O e-BEF passará a ser obrigatório para todas as entidades abrangidas a partir de 1º de janeiro de 2026. No entanto, a obrigação de apresentar o formulário em si tem prazos específicos, dependendo do evento:
Além disso, a Instrução Normativa prevê que a apresentação para certos tipos de entidades (como sociedades limitadas, entidades sem fins lucrativos e fundos) seguirá um cronograma por etapas.
ANEXO ÚNICO
Este Anexo Único dispõe sobre o cronograma para a exigência de apresentação do Formulário Digital de Beneficiários Finais – e-BEF pelas entidades relacionadas no art. 55-G da Instrução Normativa RFB nº 2.119, de 6 de dezembro de 2022, a qual ocorrerá de forma progressiva, com observância das seguintes etapas sucessivas:
1ª etapa:
Deverão prestar informações sobre seus beneficiários finais a partir de 1º de janeiro de 2027 mediante a apresentação do e-BEF:
a) as sociedades simples ou limitadas com faturamento superior a R$ 78.000.000,00 (setenta e oito milhões de reais) no ano anterior ao de apresentação do Formulário;
b) as entidades domiciliadas no exterior que tenham por objetivo a aplicação de recursos nos mercados financeiro e de capitais; e
c) as entidades sem fins lucrativos que sejam destinatárias de verbas públicas, exceto as entidades do Serviço Social Autônomo – SSA.
2ª etapa:
Deverão prestar informações sobre seus beneficiários finais a partir de 1º de janeiro de 2028 mediante a apresentação do e-BEF:
a) as sociedades simples ou limitadas com faturamento superior a R$ 4.800.000,00 (quatro milhões e oitocentos mil reais) no ano anterior ao de apresentação do Formulário;
b) os fundos de investimentos constituídos e destinados para acolher recursos de planos de benefícios de previdência complementar ou de planos de seguros de pessoas domiciliados no exterior; e
c) as entidades de previdência, fundos de pensão e instituições similares domiciliadas no Brasil ou no exterior.
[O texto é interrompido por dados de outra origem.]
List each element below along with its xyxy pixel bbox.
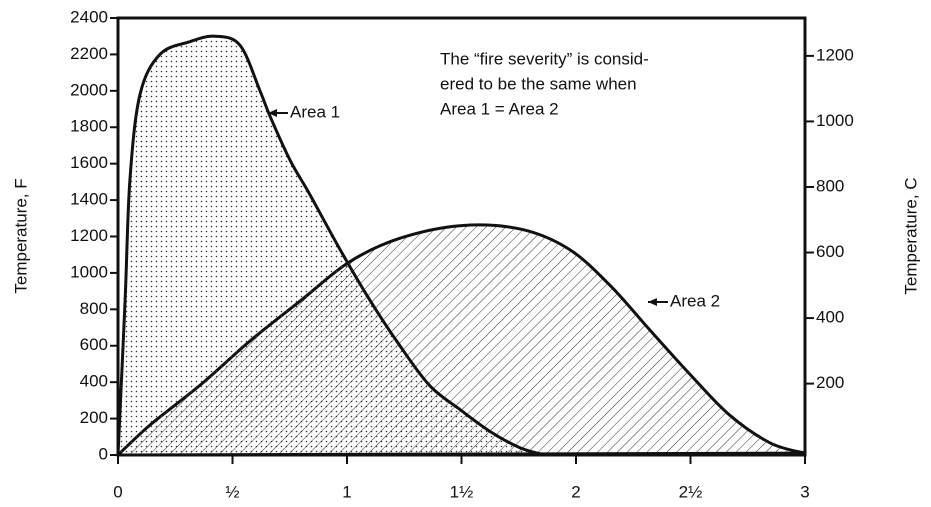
y-tick-label: 1800 <box>70 117 108 136</box>
y2-axis-label: Temperature, C <box>901 177 920 294</box>
series-label: Area 2 <box>670 291 720 310</box>
x-tick-label: 0 <box>113 482 122 501</box>
y2-tick-label: 200 <box>816 373 844 392</box>
y-axis-label: Temperature, F <box>11 178 30 293</box>
annotation: ered to be the same when <box>440 74 637 93</box>
y-tick-label: 2000 <box>70 80 108 99</box>
y2-tick-label: 600 <box>816 242 844 261</box>
x-tick-label: 1 <box>342 482 351 501</box>
y2-tick-label: 1000 <box>816 111 854 130</box>
y-tick-label: 1200 <box>70 226 108 245</box>
annotation: Area 1 = Area 2 <box>440 99 559 118</box>
area <box>116 34 547 457</box>
label-arrowhead <box>268 109 277 117</box>
y-tick-label: 2200 <box>70 44 108 63</box>
y-tick-label: 600 <box>80 335 108 354</box>
y-tick-label: 1000 <box>70 262 108 281</box>
y2-tick-label: 1200 <box>816 45 854 64</box>
label-arrowhead <box>648 298 657 306</box>
y2-tick-label: 400 <box>816 308 844 327</box>
y2-tick-label: 800 <box>816 176 844 195</box>
y-tick-label: 400 <box>80 372 108 391</box>
annotation: The “fire severity” is consid- <box>440 49 649 68</box>
y-tick-label: 800 <box>80 299 108 318</box>
x-tick-label: 2 <box>571 482 580 501</box>
x-tick-label: 1½ <box>450 482 474 501</box>
y-tick-label: 1600 <box>70 153 108 172</box>
y-tick-label: 0 <box>99 444 108 463</box>
y-tick-label: 2400 <box>70 7 108 26</box>
y-tick-label: 1400 <box>70 190 108 209</box>
series-label: Area 1 <box>290 102 340 121</box>
y-tick-label: 200 <box>80 408 108 427</box>
x-tick-label: 3 <box>800 482 809 501</box>
x-tick-label: ½ <box>225 482 239 501</box>
x-tick-label: 2½ <box>679 482 703 501</box>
O faturamento referido nas duas etapas compreende o total da receita bruta apurada nos termos do art. 12 do Decreto-Lei nº 1.598, de 26 de dezembro de 1977, auferida no ano-calendário anterior ao de apresentação do e-BEF e declarada na Escrituração Contábil Fiscal – ECF relativa ao respectivo ano-calendário.
As entidades não relacionadas no art. 55-G da Instrução Normativa RFB nº 2.119, de 6 de dezembro de 2022, deverão prestar as informações sobre seus beneficiários finais a partir da vigência desta Instrução Normativa.